WASHINGTON, DC-By Jones Lang LaSalle’s reckoning, office investment sales for the DC area are going to clock in between $5.4 billion to $5.6 billion. Whatever it turns out to be–and there are several deals racing for an end of the year close–the final number is bound to be lower than 2011′s $6.1 billion. JLL’s best estimate is a 11.5% drop year over year.

The reasons, of course, are painfully obvious to anyone active in the market. The uncertainty leading up to the presidential election and now, the question of the fiscal cliff, has paralyzed decision-making in the nation’s capitol. “Sequestration is looming over the market and we haven’t seen significant job growth,” JLL’s Jim Molloy tells GlobeSt.com. “Investors don’t know what is coming around the turn.”

Other reasons for the downturn JLL says, include an uptick in refinancings and, somewhat surprisingly at this point, buyer/seller expectations that are still too far apart. Surprising or not, however, it still exits. JLL points to the 25 Massachusetts Ave., NW, in which the ownership group elected to refinance the asset after initially placing the building on the market for sale.

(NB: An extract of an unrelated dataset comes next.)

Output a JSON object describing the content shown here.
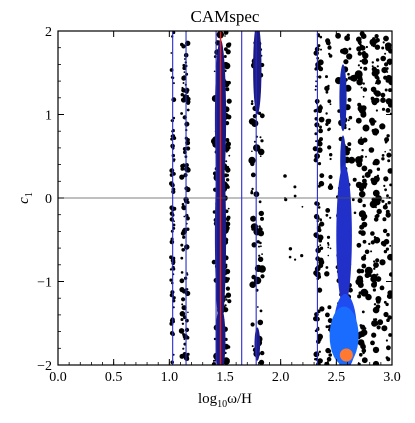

For the moment the growth driver for the area is Downtown DC–specifically core assets in Downtown DC, Molloy says. Indeed MetLife’s acquisition of the Constitution Center for $734 million, or $524 per square foot accounted for 13.6% of the annual sales volume. At a 5.7% cap rate, it also helped push the average cap rate to near-record lows, JLL said.

Other notable transactions in Q4 included the sale of Reston Town Center at $385 million or $475 per square foot, and Union Center Plaza II at $107 million, or $358 per square foot.

For all the angst surrounding DC’s future, pricing has held up fairly well. For that we can thank low interest rates and a lack of investment alternatives. Sales in 2012 averaged a 5.8% cap rate, relative to a long-term average of 6.8%, JLL found.